Intravenous fluids, blood transfusion needs to be done as and when required based on the intraoperative bleed, antimicrobials needed to be given as soon as the baby is delivered i.e., clamping the cord to reduce the postoperative sepsis.

Post-operative care

  • As the mother is shifted to the Post-Operative Room, she needs to be taken care of the anesthetic dose as advised by the anesthetist.
  • She needs to be checked for the Blood pressure, Pulse Rate, Urine Output, vaginal bleed, fundal height and the status of the wound and breast.
  • Intravenous fluids approximately 2.5-3L within 24 hours  and as required based on the intraoperative fluid loss.  Blood Transfusion is given if the intraoperative blood loss is greater than 0.5-1L.
  • Uterotonics may be given, Oxytocin or Methergine.
  • She is allowed to move about, so as to prevent DVT/Pulmonary Embolsim.
  • Urinary catheter is retained upto 12 hours to prevent any urinary retention.  Also the bowel movements are monitored to manage any postoperative ileus.
  • The infant is put onto the chest of the mother (Kangaroo Mother Care) and put for breast feeding.
  • The wound is regularly examined so as to check for any signs of wound gaping, seroma or discharge and the antiseptic dressing is changed everyday.
  • Oral fluids can be started within 24 hours based in the status of bowel movements, followed by Liquid diet and solid.
  • The sutures are removed on day 5-6 of the surgery based on the status of the wound.
  • The mother can be discharged on day 3 or 4 unless there are any postpartum complications, provided she is given adequate advice on the restriction of work and the care to be taken at home.
  • She has to be advised about breast feeding, frequency and method.

Complications

IntraoperativePostoperative
Maternal
1. Uterine laceration/Extension of Incision
2. Injury to the Ureter/Urinary Bladder
3. Hemorrhage

Fetal
1. Lacerations
2. Aspiration
Maternal
1. Postpartum Hemorrhage
2. Hemorrhagic Shock
3. Endometritis, Cystitis, UTI, Wound Infection, Thrombophlebitis
4. Paralytic Ileus
5. DVT, Pulmonary Embolism
6. Skin Incision complications
7. Incisional Hernia
8. Intestinal Obstruction and Adhesions
9. Scar rupture in subsequent pregnancy

Fetal
1. Premature Infant
2. Respiratory Distress Syndrome
3. Asphyxia
4. Sepsis

Summary

The method of delivering the fetus through an incision over the abdomen after completion of 28 weeks of gestation is known as Cesarean Section.

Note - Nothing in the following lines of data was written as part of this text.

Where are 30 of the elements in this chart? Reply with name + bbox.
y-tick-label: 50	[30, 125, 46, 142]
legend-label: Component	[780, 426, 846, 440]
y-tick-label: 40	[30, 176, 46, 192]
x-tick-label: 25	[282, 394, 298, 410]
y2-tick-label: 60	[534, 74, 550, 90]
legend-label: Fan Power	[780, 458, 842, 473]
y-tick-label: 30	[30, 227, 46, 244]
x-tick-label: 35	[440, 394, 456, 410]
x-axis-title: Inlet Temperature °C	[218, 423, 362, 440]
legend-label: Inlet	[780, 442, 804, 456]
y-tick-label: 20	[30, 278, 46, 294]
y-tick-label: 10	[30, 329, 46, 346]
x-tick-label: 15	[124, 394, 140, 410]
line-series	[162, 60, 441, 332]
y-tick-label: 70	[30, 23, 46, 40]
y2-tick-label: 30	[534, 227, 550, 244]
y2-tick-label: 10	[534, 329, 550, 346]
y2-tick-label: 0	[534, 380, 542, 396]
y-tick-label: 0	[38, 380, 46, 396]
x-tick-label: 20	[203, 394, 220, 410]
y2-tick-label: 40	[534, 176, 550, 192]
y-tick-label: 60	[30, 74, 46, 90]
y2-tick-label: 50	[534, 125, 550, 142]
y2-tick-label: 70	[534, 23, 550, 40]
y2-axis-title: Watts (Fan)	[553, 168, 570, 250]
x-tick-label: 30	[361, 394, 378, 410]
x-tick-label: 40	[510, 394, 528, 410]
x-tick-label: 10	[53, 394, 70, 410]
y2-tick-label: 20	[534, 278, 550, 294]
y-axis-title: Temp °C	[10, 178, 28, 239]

In the recent years there is a rise in the rate of cesarean section being conducted, most common reasons being past Cesarean Section and choice from the mother.

The most common type of cesarean section practiced is the Lower Segment Cesarean Section.

Upper/Classical CS is done when there is a difficulty in approaching the Lower Segment of the Uterus.

References

  1. William’s Obstetrics, 23rd edition.
  2. DC Dutta’s Textbook of Obstetrics, 8th edition.